Do heterosexual men actually want sex? Or do they just want to complain about it?
When sex requires work, men would rather go without.
I recently wrote about the myth that men show love by having and desiring sex. I talked about the methods readers tell me their husbands use to try to get them interested in sex. Topping the list were crying, whining, pouting, sulking, giving her the silent treatment when she says no, and initiating sexual acts he knows she hates, like bringing home a 12” dildo.

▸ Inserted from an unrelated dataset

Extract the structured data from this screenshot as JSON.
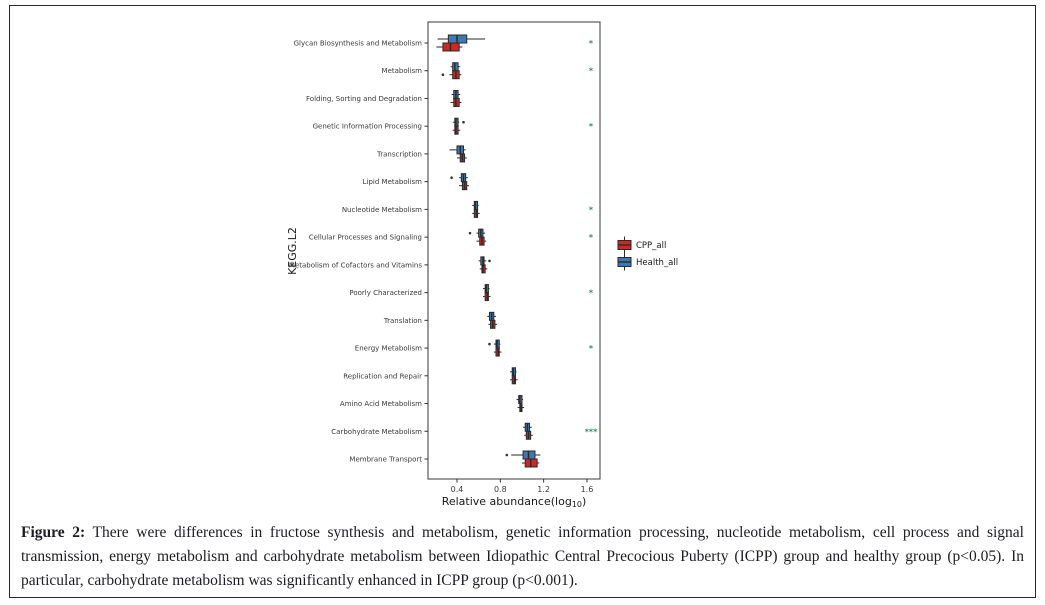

Heterosexual men are really not ok.
They keep emailing me about their lacking sex lives, too. How they’re being abused because they don’t get enough sex. How they think they’re going to get prostate cancer, or their balls are going to fall off. I tell them all the same thing: Women are very clear about what they want sexually, and what men can do to get more sex. We’ve been collectively shouting it from the rooftops for generations, and the individual women I talk to have spent a ton of time telling their partners what they need.
Make sex worth having. Don’t pump and dump. Don’t be an asshole outside of the bedroom. Stop whining when you don’t get sex.
And yet.
They continue to listen to Andrew Tate and Reddit, because apparently they’ve collectively decided that they’re much more interested in listening to men about sex than women.
I grow increasingly convinced that men don’t actually want sex at all. They just want to whine about it, so they can use their sexless relationship as an excuse for more bullshit.
Seriously: Do men actually like sex with women? When the recipe for getting it is everywhere, and they ignore it in favor of gleefully swallowing Red Pill emissions, it’s clear that the answer is no.
These men don’t actually want mutually satisfying sex. In fact, they’d rather give up sex altogether than put in the work necessary to have a decent sex life. Why is that?